Foundation Drainage and Lot Grading Problems
While not all buildings with poor drainage will have structural issues, it is rare that we see a house with structural issues that has good grading! The single most important thing a person can do to improve the health of their foundation is to keep water away from it. Whether you need an interior or exterior foundation drain, a surface French drain, cut-off drain, or just need your lot regraded so that precipitation can naturally flow away from your home, Van Matre Construction can help.
Foundation Drains: If you have issues with a wet basement or crawlspace, and your exterior grading is in good shape, a foundation drain may be the solution you need. A foundation drain may be placed inside or outside your foundation, allowing ground water to collect in the horizontal drain, flow to a sump pit, and be pumped safely away from the home.
Exterior Drains: The worst part about an exterior foundation drain is the disruption to landscaping. The installation requires excavation of the exterior of the foundation to the base of the footings (or wall if it is poured on drilled caissons). Once the wall is excavated, we clean the wall, inspecting for cracks that may need attention. Van Matre Construction uses only the highest quality materials: While other companies spray the wall with asphalt, we cover the wall with the Cetco brand AquaDrain product. The solid plastic backing ensures no water will make it to your foundation, the dimples give a clear path for water to fall to the horizontal drain at the base, and the geo-textile fabric adhered to the face ensure that the product will not clog with mud. This quickly takes water to the base of the drain system. At the base, Van Matre installs a perforated pipe, wrapped in geo-textile fabric, surrounded by a foot of gravel, and again wrapped in geo-textile fabric.

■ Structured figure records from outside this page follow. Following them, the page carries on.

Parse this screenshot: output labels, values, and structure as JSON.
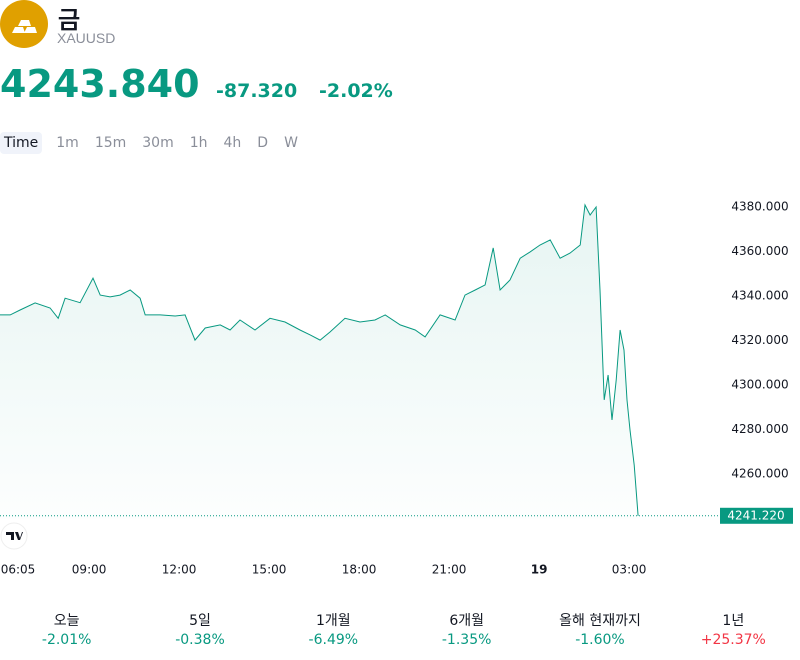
{
  "header": {
    "name": "금",
    "symbol": "XAUUSD",
    "price": "4243.840",
    "change": "-87.320",
    "change_percent": "-2.02%"
  },
  "timeframes": [
    "Time",
    "1m",
    "15m",
    "30m",
    "1h",
    "4h",
    "D",
    "W"
  ],
  "chart_data": {
    "type": "area",
    "color": "#089981",
    "x": [
      6.03,
      6.37,
      6.7,
      7.2,
      7.7,
      7.97,
      8.2,
      8.7,
      9.13,
      9.37,
      9.7,
      10.03,
      10.37,
      10.7,
      10.87,
      11.37,
      11.87,
      12.2,
      12.53,
      12.87,
      13.37,
      13.7,
      14.03,
      14.53,
      15.03,
      15.53,
      16.03,
      16.37,
      16.7,
      17.03,
      17.53,
      18.03,
      18.53,
      18.87,
      19.37,
      19.87,
      20.2,
      20.7,
      21.2,
      21.53,
      21.87,
      22.2,
      22.47,
      22.7,
      23.03,
      23.37,
      23.7,
      24.03,
      24.37,
      24.7,
      25.03,
      25.37,
      25.53,
      25.7,
      25.9,
      26.03,
      26.17,
      26.3,
      26.43,
      26.57,
      26.7,
      26.83,
      26.93,
      27.03,
      27.17,
      27.3
    ],
    "values": [
      4331.5,
      4331.5,
      4333.7,
      4336.9,
      4334.6,
      4330,
      4339,
      4337,
      4348,
      4340.4,
      4339.6,
      4340.4,
      4342.7,
      4339,
      4331.5,
      4331.5,
      4331,
      4331.5,
      4320.2,
      4325.6,
      4327,
      4324.7,
      4329.2,
      4324.7,
      4330,
      4328.3,
      4324.7,
      4322.5,
      4320.2,
      4323.8,
      4330,
      4328.3,
      4329.2,
      4331.5,
      4327,
      4324.7,
      4321.6,
      4331.5,
      4329.2,
      4340.4,
      4342.7,
      4345,
      4361.6,
      4342.7,
      4347.2,
      4357,
      4359.8,
      4362.9,
      4365.2,
      4357,
      4359.3,
      4362.9,
      4380.9,
      4376.4,
      4380,
      4342.7,
      4293.3,
      4304.5,
      4284.3,
      4302.2,
      4324.7,
      4315.7,
      4293.3,
      4279.8,
      4264,
      4241.2
    ],
    "last_price": {
      "value": 4241.22,
      "label": "4241.220"
    },
    "xlim": [
      6.03,
      30.03
    ],
    "ylim": [
      4240,
      4390
    ],
    "xticks": [
      {
        "value": 6.0833,
        "label": "06:05"
      },
      {
        "value": 9,
        "label": "09:00"
      },
      {
        "value": 12,
        "label": "12:00"
      },
      {
        "value": 15,
        "label": "15:00"
      },
      {
        "value": 18,
        "label": "18:00"
      },
      {
        "value": 21,
        "label": "21:00"
      },
      {
        "value": 24,
        "label": "19"
      },
      {
        "value": 27,
        "label": "03:00"
      }
    ],
    "yticks": [
      {
        "value": 4260,
        "label": "4260.000"
      },
      {
        "value": 4280,
        "label": "4280.000"
      },
      {
        "value": 4300,
        "label": "4300.000"
      },
      {
        "value": 4320,
        "label": "4320.000"
      },
      {
        "value": 4340,
        "label": "4340.000"
      },
      {
        "value": 4360,
        "label": "4360.000"
      },
      {
        "value": 4380,
        "label": "4380.000"
      }
    ]
  },
  "performance": [
    {
      "label": "오늘",
      "value": "-2.01%",
      "color": "#089981"
    },
    {
      "label": "5일",
      "value": "-0.38%",
      "color": "#089981"
    },
    {
      "label": "1개월",
      "value": "-6.49%",
      "color": "#089981"
    },
    {
      "label": "6개월",
      "value": "-1.35%",
      "color": "#089981"
    },
    {
      "label": "올해 현재까지",
      "value": "-1.60%",
      "color": "#089981"
    },
    {
      "label": "1년",
      "value": "+25.37%",
      "color": "#f23645"
    }
  ]
}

The base drain slopes gently downhill to a sump pit where a high-quality cast-iron pump removes the water-pumping it away from your home
An interior foundation drain is placed just inside the foundation wall and footing, beneath the basement floor slab. An interior drain spares your landscaping, but does not allow for waterproofing of the exterior of the foundation wall. The foot wide swath of floor slab is cut and removed around the perimeter of the basement, and the underlying soil removed to the base of the footing, usually about 8”-10” from the base of the floor slab.
Similar to the drain at the base of the exterior drain, a perforated pipe wrapped in geo-textile fabric is surrounded by gravel and wrapped in another layer of geo-textile fabric. The pipe slopes gently downhill to a sump pit where a high-quality cast-iron pump removes the water-pumping it away from your home. The floor slab is patched and the job is complete
French Drains/Cut-off Drains: The term “French Drain”, cut-off drain, or surface drain are variations of the same theme: the purpose of these drains is to capture and redirect water flowing on the surface of the landscape or just beneath the surface. Depending on the application, most of these drains incorporate the same perforated-pipe surrounded by gravel and wrapped in geo-textile fabric as the interior and exterior drains, with the drain assembly placed anywhere from a few inches below the surface to a few feet. Ideally the drain will run to where it can intersect with natural grade and drain away from structures. Some situations require pumps.
Cut Off or French Drain
Historic Structures/Rubble Foundation Case Study
Old houses are different than new houses, and when I say ‘old’, I don’t mean 50 years old, I mean old enough to have been built not using modern construction practices. This house was built sometime around the turn of the 20th century, its exterior walls are two wythes (layers) of brick, and the brick rests on a rubble foundation.
There are a couple considerations when you are dealing with these types of structures: 1) a rubble foundation is not like a poured foundation. Most foundations are made by pouring concrete into forms, ideally with reinforcing steel, and allowed to cure. The building is then built on the cured foundation. A rubble foundation is built by excavating a trench a couple feet wide and a couple feet deep. Typically stones of varying size are stacked in the trench and typically mortared together for the top foot or so of the foundation. Both sides of the rubble stack get backfilled and the brick that will be the supporting walls is then stacked on the ruble foundation. There is no rebar in the rubble foundation, and the foundation itself has very little strength other than compressive. 2) Old, soft (sometimes called ‘low-fire’), brick is not very strong and is not very resistant to chemical weathering. Water migrating through the brick will quickly degrade the brick as well as the mortar.